Agata Siwiak, the art director of Close Strangers: East, is a firm believer in participatory theatre not as a temporary solution due to the pandemic, but as the future of performance. That Walk is an event put on by the male duo Pic Pic. For three months, Dmytro Levytskyi and Piotr Armianovskyi collected stories of women in Poznan that had suffered violence and felt comfortable enough to share their experiences. It explores the topics of rape, of brutality and of abortion, and situates each narrative in and around the streets of Poznan itself.

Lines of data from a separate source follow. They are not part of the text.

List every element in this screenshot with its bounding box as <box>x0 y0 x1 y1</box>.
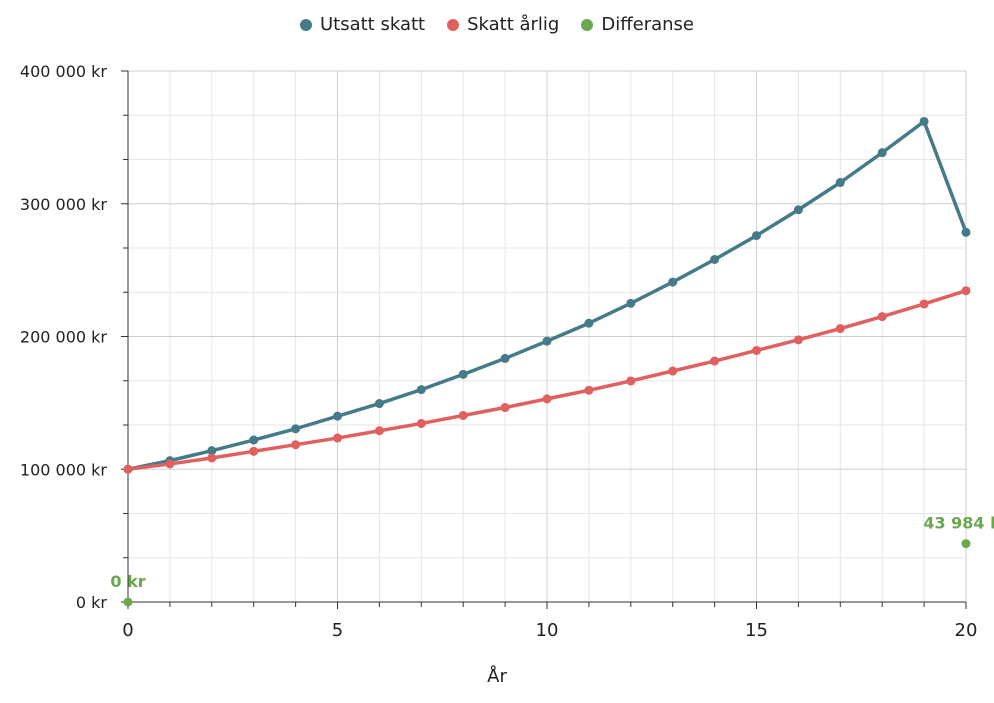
legend-label-utsatt-skatt: Utsatt skatt <box>319 14 426 35</box>
data-point-skatt-arlig <box>333 433 342 443</box>
y-tick-label: 100 000 kr <box>20 460 108 479</box>
data-point-skatt-arlig <box>165 459 175 469</box>
data-point-skatt-arlig <box>291 440 301 450</box>
data-point-skatt-arlig <box>416 418 426 428</box>
data-point-utsatt-skatt <box>584 318 594 328</box>
legend: Utsatt skatt Skatt årlig Differanse <box>0 14 994 35</box>
data-point-skatt-arlig <box>626 376 636 386</box>
data-label-differanse: 43 984 kr <box>923 514 994 533</box>
data-point-skatt-arlig <box>500 403 510 413</box>
data-point-utsatt-skatt <box>291 424 301 434</box>
data-point-utsatt-skatt <box>333 411 342 421</box>
legend-marker-differanse <box>581 18 594 31</box>
data-point-skatt-arlig <box>207 453 217 463</box>
data-point-skatt-arlig <box>249 446 259 456</box>
data-point-skatt-arlig <box>752 345 761 355</box>
data-point-skatt-arlig <box>374 426 384 436</box>
x-axis-title: År <box>487 666 507 687</box>
data-point-skatt-arlig <box>919 299 929 309</box>
data-point-utsatt-skatt <box>458 369 468 379</box>
data-point-utsatt-skatt <box>710 255 720 265</box>
series <box>123 116 971 607</box>
data-point-utsatt-skatt <box>542 336 552 346</box>
legend-item-utsatt-skatt[interactable]: Utsatt skatt <box>299 14 426 35</box>
data-point-skatt-arlig <box>668 366 678 376</box>
data-point-utsatt-skatt <box>207 446 217 456</box>
legend-marker-skatt-arlig <box>447 18 460 31</box>
x-tick-label: 0 <box>122 620 133 641</box>
data-point-skatt-arlig <box>458 410 468 420</box>
data-point-differanse <box>961 539 971 549</box>
data-labels: 0 kr 43 984 kr <box>110 514 994 591</box>
data-point-utsatt-skatt <box>416 385 426 395</box>
data-point-skatt-arlig <box>123 464 133 474</box>
legend-marker-utsatt-skatt <box>299 18 312 31</box>
data-point-skatt-arlig <box>710 356 720 366</box>
data-point-utsatt-skatt <box>835 178 845 188</box>
y-tick-label: 0 kr <box>76 593 108 612</box>
data-point-utsatt-skatt <box>626 298 636 308</box>
y-tick-label: 200 000 kr <box>20 328 108 347</box>
x-tick-label: 15 <box>745 620 768 641</box>
axes: 0 kr 100 000 kr 200 000 kr 300 000 kr 400 00… <box>20 62 978 641</box>
data-point-skatt-arlig <box>584 385 594 395</box>
data-point-utsatt-skatt <box>668 277 678 287</box>
data-point-utsatt-skatt <box>249 435 259 445</box>
y-tick-label: 300 000 kr <box>20 195 108 214</box>
legend-label-differanse: Differanse <box>601 14 694 35</box>
data-point-skatt-arlig <box>835 324 845 334</box>
x-tick-label: 20 <box>955 620 978 641</box>
data-point-utsatt-skatt <box>877 148 887 158</box>
data-point-skatt-arlig <box>877 312 887 322</box>
data-point-skatt-arlig <box>961 286 971 296</box>
data-point-skatt-arlig <box>793 335 803 345</box>
legend-label-skatt-arlig: Skatt årlig <box>467 14 560 35</box>
grid <box>128 70 967 602</box>
data-point-skatt-arlig <box>542 394 552 404</box>
data-point-utsatt-skatt <box>961 227 971 237</box>
legend-item-differanse[interactable]: Differanse <box>581 14 694 35</box>
data-point-utsatt-skatt <box>919 116 929 126</box>
x-tick-label: 5 <box>332 620 343 641</box>
legend-item-skatt-arlig[interactable]: Skatt årlig <box>447 14 559 35</box>
data-label-differanse: 0 kr <box>110 572 145 591</box>
data-point-utsatt-skatt <box>374 399 384 409</box>
data-point-utsatt-skatt <box>500 353 510 363</box>
data-point-utsatt-skatt <box>752 231 761 241</box>
data-point-utsatt-skatt <box>793 205 803 215</box>
data-point-differanse <box>123 597 133 607</box>
y-tick-label: 400 000 kr <box>20 62 108 81</box>
x-tick-label: 10 <box>536 620 559 641</box>
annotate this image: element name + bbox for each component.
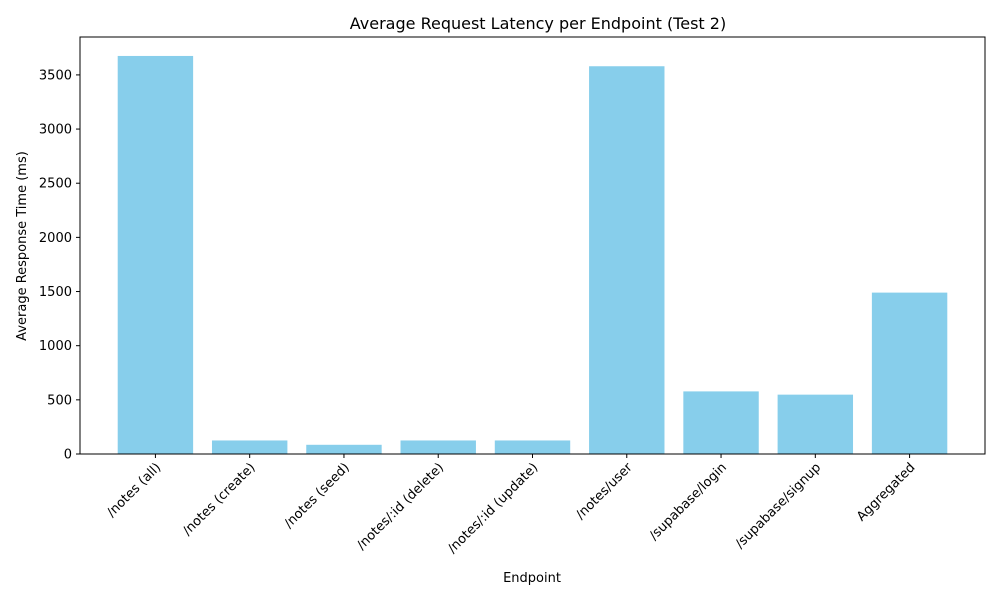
y-tick-label-7: 3500	[39, 68, 72, 83]
x-tick-label-0: /notes (all)	[104, 460, 164, 520]
bar-0	[117, 55, 194, 455]
bar-8	[871, 292, 948, 454]
x-tick-label-5: /notes/user	[573, 460, 636, 523]
x-tick-label-2: /notes (seed)	[282, 460, 353, 531]
x-axis: /notes (all) /notes (create) /notes (seed)…	[104, 454, 918, 556]
x-tick-label-6: /supabase/login	[647, 460, 730, 543]
y-tick-label-0: 0	[64, 448, 72, 463]
y-tick-label-6: 3000	[39, 123, 72, 138]
y-tick-label-3: 1500	[39, 285, 72, 300]
bar-6	[683, 391, 759, 454]
y-axis: 0 500 1000 1500 2000 2500 3000 3500	[39, 68, 80, 463]
x-tick-label-7: /supabase/signup	[733, 460, 824, 551]
bar-7	[777, 394, 854, 454]
chart-title: Average Request Latency per Endpoint (Te…	[350, 14, 726, 33]
x-axis-label: Endpoint	[503, 571, 561, 586]
x-tick-label-8: Aggregated	[854, 460, 918, 524]
y-axis-label: Average Response Time (ms)	[15, 151, 30, 341]
x-tick-label-1: /notes (create)	[180, 460, 258, 538]
bar-1	[211, 440, 288, 454]
x-tick-label-3: /notes/:id (delete)	[354, 460, 447, 553]
y-tick-label-5: 2500	[39, 177, 72, 192]
bar-5	[589, 66, 665, 455]
plot-frame	[79, 36, 986, 455]
bar-4	[494, 440, 571, 454]
x-tick-label-4: /notes/:id (update)	[445, 460, 541, 556]
bar-3	[400, 440, 476, 454]
y-tick-label-1: 500	[47, 393, 72, 408]
bars-group	[117, 55, 948, 455]
y-tick-label-2: 1000	[39, 339, 72, 354]
bar-2	[306, 444, 382, 454]
y-tick-label-4: 2000	[39, 231, 72, 246]
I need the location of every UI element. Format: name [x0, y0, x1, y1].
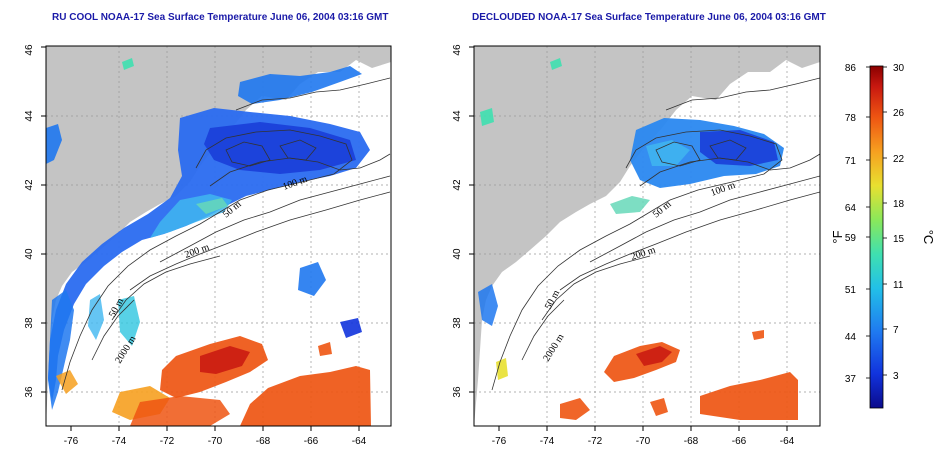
lat-tick-label: 46: [452, 44, 463, 56]
right-map-title: DECLOUDED NOAA-17 Sea Surface Temperatur…: [472, 12, 826, 23]
lat-tick-label: 44: [452, 110, 463, 122]
lat-tick-label: 42: [24, 179, 35, 191]
left-map-title: RU COOL NOAA-17 Sea Surface Temperature …: [52, 12, 389, 23]
bathymetry-contours: [61, 77, 391, 391]
lat-tick-label: 38: [452, 317, 463, 329]
colorbar: 86 78 71 64 59 51 44 37 30 26 22 18 15 1…: [830, 63, 936, 409]
celsius-tick-label: 3: [893, 371, 899, 382]
lon-tick-label: -76: [64, 436, 79, 447]
right-tick-marks: [469, 46, 788, 431]
right-lat-tick-labels: 36 38 40 42 44 46: [452, 44, 463, 398]
left-tick-marks: [41, 46, 360, 431]
lon-tick-label: -70: [208, 436, 223, 447]
colorbar-gradient: [869, 65, 884, 409]
celsius-tick-label: 26: [893, 108, 905, 119]
colorbar-celsius-labels: 30 26 22 18 15 11 7 3: [893, 63, 905, 382]
right-map-frame: [473, 45, 821, 427]
sst-coverage: [478, 58, 798, 420]
fahrenheit-tick-label: 78: [845, 113, 857, 124]
celsius-tick-label: 18: [893, 199, 905, 210]
fahrenheit-tick-label: 37: [845, 374, 857, 385]
celsius-tick-label: 7: [893, 325, 899, 336]
land-mass: [474, 46, 820, 426]
right-lon-tick-labels: -76 -74 -72 -70 -68 -66 -64: [492, 436, 795, 447]
colorbar-ticks: [866, 66, 887, 379]
lat-tick-label: 42: [452, 179, 463, 191]
left-map-frame: [45, 45, 392, 427]
lon-tick-label: -64: [352, 436, 367, 447]
lon-tick-label: -74: [112, 436, 127, 447]
fahrenheit-tick-label: 86: [845, 63, 857, 74]
sst-coverage: [46, 58, 371, 426]
fahrenheit-unit-label: °F: [830, 230, 845, 243]
fahrenheit-tick-label: 44: [845, 332, 857, 343]
lat-tick-label: 40: [452, 248, 463, 260]
celsius-tick-label: 22: [893, 154, 905, 165]
lat-tick-label: 36: [452, 386, 463, 398]
celsius-tick-label: 11: [893, 280, 904, 291]
lon-tick-label: -72: [160, 436, 175, 447]
celsius-tick-label: 15: [893, 234, 905, 245]
fahrenheit-tick-label: 51: [845, 285, 857, 296]
fahrenheit-tick-label: 71: [845, 156, 857, 167]
bathymetry-contours: [491, 77, 820, 391]
lat-tick-label: 36: [24, 386, 35, 398]
lon-tick-label: -68: [684, 436, 699, 447]
left-lon-tick-labels: -76 -74 -72 -70 -68 -66 -64: [64, 436, 367, 447]
colorbar-fahrenheit-labels: 86 78 71 64 59 51 44 37: [845, 63, 857, 385]
lon-tick-label: -74: [540, 436, 555, 447]
lon-tick-label: -76: [492, 436, 507, 447]
lon-tick-label: -66: [304, 436, 319, 447]
left-map-panel: 50 m 100 m 200 m 50 m 2000 m -76 -74 -72…: [24, 44, 392, 447]
lat-tick-label: 38: [24, 317, 35, 329]
lon-tick-label: -70: [636, 436, 651, 447]
lat-tick-label: 40: [24, 248, 35, 260]
fahrenheit-tick-label: 64: [845, 203, 857, 214]
celsius-unit-label: °C: [921, 230, 936, 245]
lat-tick-label: 46: [24, 44, 35, 56]
lat-tick-label: 44: [24, 110, 35, 122]
celsius-tick-label: 30: [893, 63, 905, 74]
lon-tick-label: -66: [732, 436, 747, 447]
left-lat-tick-labels: 36 38 40 42 44 46: [24, 44, 35, 398]
lon-tick-label: -72: [588, 436, 603, 447]
lon-tick-label: -64: [780, 436, 795, 447]
right-map-panel: 50 m 100 m 200 m 50 m 2000 m -76 -74 -72…: [452, 44, 821, 447]
fahrenheit-tick-label: 59: [845, 233, 857, 244]
land-mass: [46, 46, 391, 426]
lon-tick-label: -68: [256, 436, 271, 447]
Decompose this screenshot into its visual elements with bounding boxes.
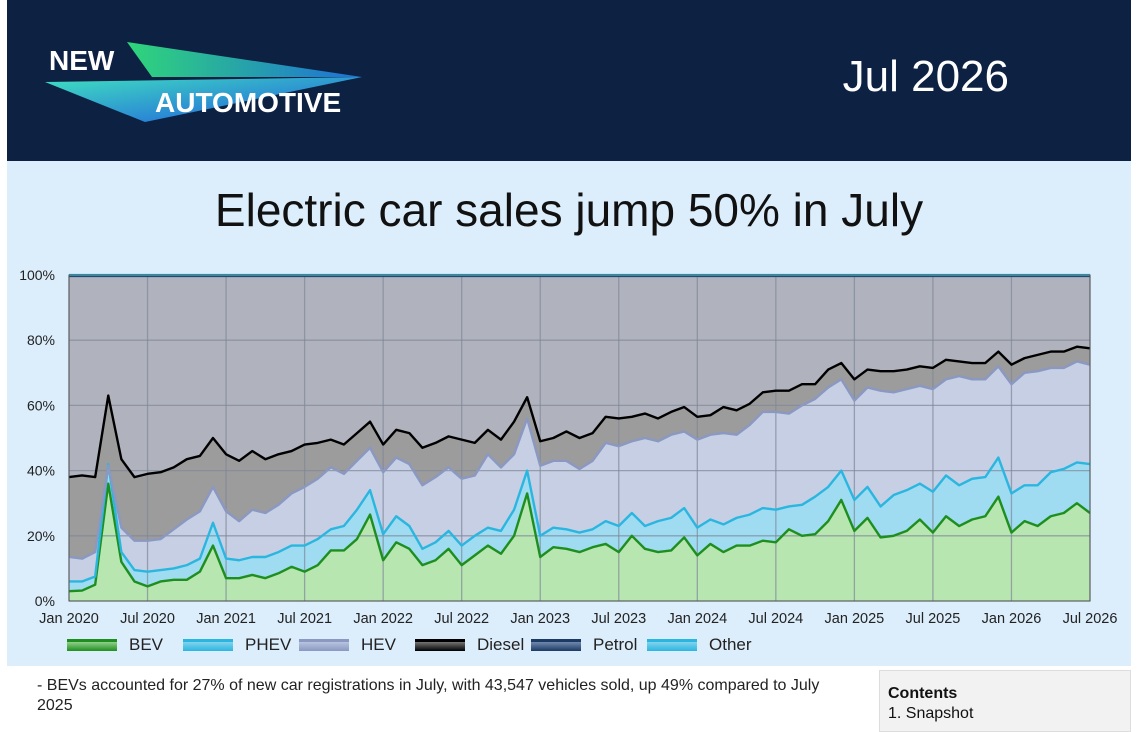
y-tick-label: 80% — [27, 332, 55, 348]
legend-label: Other — [709, 635, 752, 654]
x-tick-label: Jul 2025 — [906, 611, 961, 627]
area-bev — [69, 483, 1090, 601]
area-diesel — [69, 346, 1090, 559]
header-bar: NEW AUTOMOTIVE Jul 2026 — [7, 0, 1131, 161]
legend-swatch-bev — [67, 639, 117, 651]
legend-item-diesel: Diesel — [415, 635, 531, 655]
y-tick-label: 40% — [27, 463, 55, 479]
x-tick-label: Jan 2025 — [825, 611, 885, 627]
y-tick-label: 0% — [35, 593, 55, 609]
contents-title: Contents — [888, 685, 958, 702]
logo-text-automotive: AUTOMOTIVE — [155, 87, 341, 118]
legend-label: PHEV — [245, 635, 292, 654]
area-hev — [69, 361, 1090, 582]
legend-swatch-other — [647, 639, 697, 651]
x-tick-label: Jul 2021 — [277, 611, 332, 627]
logo-text-new: NEW — [49, 45, 115, 76]
line-diesel — [68, 345, 1091, 479]
summary-text: - BEVs accounted for 27% of new car regi… — [37, 677, 820, 714]
x-tick-label: Jan 2023 — [510, 611, 570, 627]
legend-item-phev: PHEV — [183, 635, 299, 655]
legend-item-other: Other — [647, 635, 763, 655]
legend-label: HEV — [361, 635, 396, 654]
legend-item-hev: HEV — [299, 635, 415, 655]
report-date: Jul 2026 — [842, 52, 1009, 101]
contents-link-snapshot[interactable]: 1. Snapshot — [888, 705, 974, 722]
legend-label: Petrol — [593, 635, 638, 654]
headline: Electric car sales jump 50% in July — [214, 184, 924, 236]
line-phev — [69, 456, 1091, 583]
x-tick-label: Jan 2022 — [353, 611, 413, 627]
line-hev — [68, 360, 1091, 560]
chart-legend: BEV PHEV HEV Diesel Petrol Other — [67, 635, 763, 655]
area-petrol — [69, 275, 1090, 478]
legend-swatch-petrol — [531, 639, 581, 651]
report-page: NEW AUTOMOTIVE Jul 2026 Electric car sal… — [7, 0, 1131, 732]
line-bev — [68, 482, 1091, 593]
legend-swatch-diesel — [415, 639, 465, 651]
chart-panel: Electric car sales jump 50% in July 0% 20… — [7, 161, 1131, 666]
x-tick-label: Jul 2020 — [120, 611, 175, 627]
y-tick-label: 20% — [27, 528, 55, 544]
x-tick-label: Jul 2026 — [1063, 611, 1118, 627]
legend-item-bev: BEV — [67, 635, 183, 655]
y-tick-label: 60% — [27, 397, 55, 413]
x-tick-label: Jan 2021 — [196, 611, 256, 627]
legend-label: Diesel — [477, 635, 525, 654]
x-tick-label: Jan 2024 — [667, 611, 727, 627]
new-automotive-logo: NEW AUTOMOTIVE — [45, 42, 362, 122]
x-tick-label: Jan 2026 — [982, 611, 1042, 627]
legend-label: BEV — [129, 635, 164, 654]
stacked-area-chart: 0% 20% 40% 60% 80% 100% Jan 2020 Jul 2020 Jan 20… — [19, 267, 1118, 627]
x-tick-label: Jan 2020 — [39, 611, 99, 627]
legend-swatch-phev — [183, 639, 233, 651]
x-tick-label: Jul 2023 — [591, 611, 646, 627]
legend-item-petrol: Petrol — [531, 635, 647, 655]
y-tick-label: 100% — [19, 267, 55, 283]
contents-box: Contents 1. Snapshot — [879, 670, 1131, 732]
x-tick-label: Jul 2022 — [434, 611, 489, 627]
plot-border — [68, 274, 1091, 602]
legend-swatch-hev — [299, 639, 349, 651]
x-tick-label: Jul 2024 — [748, 611, 803, 627]
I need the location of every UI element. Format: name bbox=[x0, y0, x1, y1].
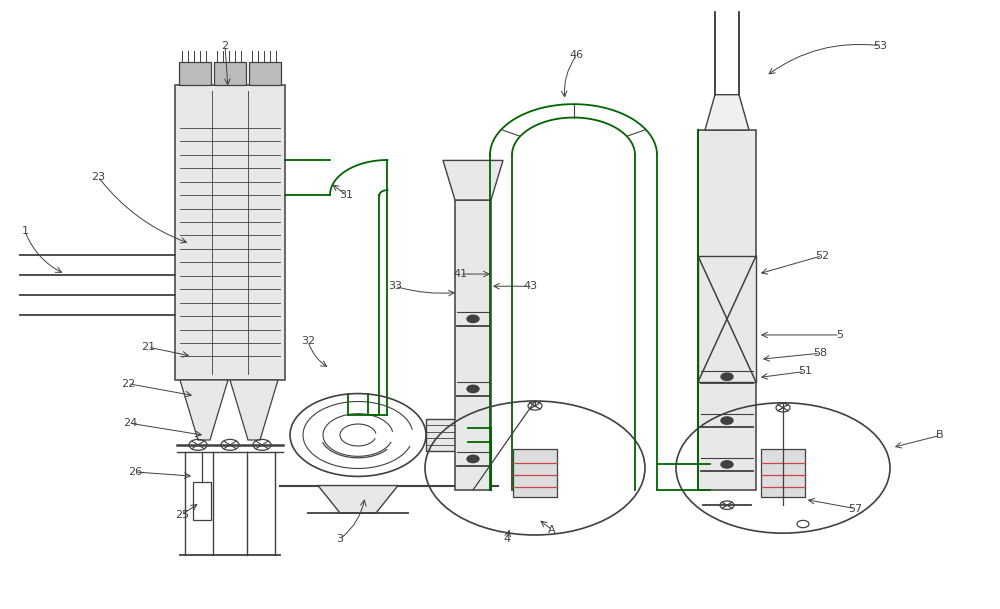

The style of performance is an immersive walk, guided by headsets worn by the group. This in itself presents a challenging metaphor – headphones, by their very nature, lock you into an isolated and single experience. Contrastingly, The Walk asks you to experience individualism alongside the collective by both walking alongside the fellow members and by listening to the layers of different narratives. The festival itself describes the experience as the ‘urban stage’ which is the perfect analogy, other than the distancing connotations of the ‘stage’. To me, the ‘stage’ implies a removal from reality whereas That Walk is the exact opposite – it fully immerses you in the realities and horrors of some of the things these women have faced.
As you walk around, the sounds of the street are picked up and played back to you through the headset. It takes a while to realise that some are staged and premeditated, but others are taken from the streets as you pass by. This helps situate the time and, most importantly, the era. I often found myself struggling to reconcile some of the tales I was hearing with my own life and political knowledge from here in the UK. However, when we standing in front of a building, the Odzysk, still erect in the centre of Poznan and covered in modern graffiti, this offered a stark reminder that this is the everyday and frequent struggle for women in Poznan today.
What is particularly clever about this experience is the link to culture and performance. There are moments where you pause beneath the type of statues many people would rush by without a second glance. One of these is dedicated to forgotten poets. The walk also begins at the theatre, with a discussion of its history and a head-on confrontation of its old ties to anti-Semitic performances. You are also given a traditional wooden instrument and asked to play this in Freedom Square as a marker of protest and solidarity with the women in the story.
Coming to the end of the event, I left with lots of unanswered questions and a need to understand more about the context of these stories. In discussion with Agata later that day, I learnt that there is very little support offered for women who are the victims of domestic abuse. Often, the man is merely cautioned and is almost never asked to leave the home they both live in. For rape and sexual offenses, abortion is not an option for many Polish woman and contraception is similarly hard to come by. Agata was telling me that a recent act running through the government is seeking to make it illegal to obtain the morning after pill. In the face of what can only be described as terror, it is the emergence of cultural acts such as this that give us hope. And, perhaps counter intuitively, I find most hope in the fact that That Walk was curated by two men seeking with no malice to honestly and empathetically give platform to these stories that must be shared.
This event was the most intimate way to learn about Poznan and to walk in the steps of its people, throughout the afternoon I viewed the streets I’d be walking around for the weekend in a completely different light. You notice the shadows and the darkness, but also the light from within that comes from the sharing of such experiences. Therefore, whilst horrifying in many ways, I have to extend my gratitude to Pic Pic and for the women in the stories for sharing their experiences with me.